Choi Kwang-ho, secretary general of Korea Music Content Association, delivers a presentation on its brand new global K-pop “Circle Chart” at a proclamation ceremony in Jongno-gu, central Seoul, Thursday. (KMCA)
South Korean music sales tracker Gaon Chart has debuted a new name with an aim to provide the most accurate and diverse K-pop data for fans all around the world.
The Korea Music Content Association, which operates the Gaon chart, held a proclamation ceremony in Jongno-gu, central Seoul, Thursday, during which it layed out a road map for its renewed K-pop chart, as well as unveiling the brand new name for the chart -- Circle Chart. Gaon Chart, founded in 2010, has operated as the country‘s most recognized music chart and is often compared to the American Billboard charts and Japan‘s Oricon charts.

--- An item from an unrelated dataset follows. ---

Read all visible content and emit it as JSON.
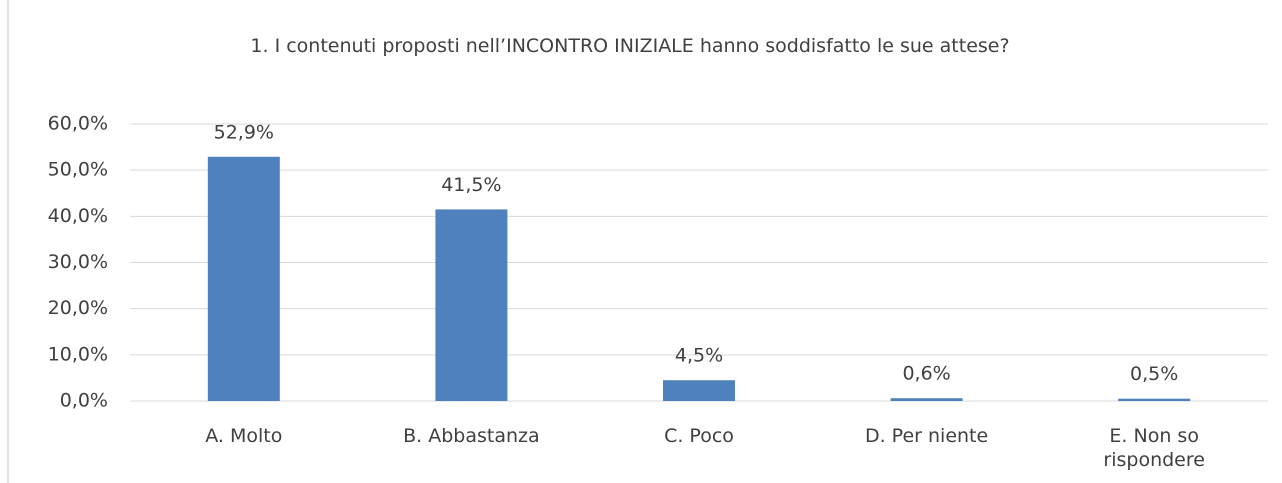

“Gaon Chart will be renamed to Circle Chart beginning today. The shift is expected to connect K-pop fans around the world with one another. We are hoping the global K-pop chart will establish a bridge to the spread of K-pop’s good influences and to become a K-pop big data hub that can generate more accurate data for the industry,” Choi Kwang-ho, secretary general of KMCA, said during the event.
The association has established global partnership deals with Spotify and Apple Music, as well as YouTube and TikTok since 2020, according to Choi.
With these strategic alliances, the chart operator will be able to legitimately gather a variety of data from the global companies. Previously, it had a limited access to the data provided by the local streaming players such as Melon, Genie Music, Bugs, Flo and Naver’s Vibe, Choi explained.
In addition to yearly and monthly physical album sales data, the reformation will provide weekly physical album sales. The chart also allows users to check on the first-week sale figures of K-pop artists’ physical albums, which was previously only available from a local album sales tracker Hanteo Chart, according to the association’s officials.
The retail album chart on Circle Chart will be separated into two -- accumulated physical album sale figures from home and abroad as well. To usher in the K-pop industry’s moves to reduce environmental pollution, the global chart will create a section that determines the ranking of eco-friendly album productions.
From left: Super Junior‘s Leeteuk, Korea Music Content Association’s secretary general Choi Kwang-ho, pop culture critic Jung Duk-hyun and KDI School of public policy and management’s professor Lee Tae-jun pose for a photo during a proclamation ceremony in Jongno-gu, central Seoul, Thursday. (KMCA)
Since the global K-pop chart was given a new name, the association’s annual Gaon Chart Music Awards has also changed its title to Circle Chart Music Awards. The event is set to take place in January next year. A new award for being environmentally-friendly will be created.
In addition to the KMCA officials, Super Junior’s Leeteuk, pop culture critic Jung Duk-hyun and KDI School of public policy and management’s professor Lee Tae-jun, as well as industry officials from Kakao Entertainment, Spotify Korea, Apple Music and Melon attended the event to share their thoughts and support the chart’s new vision.
Leeteuk, who hosted Thursday’s event, said, “We can look forward to famous global pop artists such as Justin Bieber winning awards at the Circle Chart Music Awards like we had looked forward to BTS’ win at the Grammy Awards. Since there will be a new award for climate change and environmental protection, I‘ll aim for it since I own an electric vehicle.”
“Before I got to know what Circle Chart is about, I cast the doubt on its operation direction because Gaon Chart has already been a stable chart locally. But since K-pop has become a global phenomenon, I have recognized the need for a global K-pop chart, too. ... Now I think the chart’s vision is clear and valuable enough,” Jung said.
Professor Lee added, “Although going carbon neutral is the government’s task to solve, I would like to thank the K-pop industry for its swift action and effort. ... To find effective ways for the better future, we need collective intelligence and to do so, we need data. Beyond the K-pop industry’s innovation and transparency, I believe the effort will give positive influences on other industries.”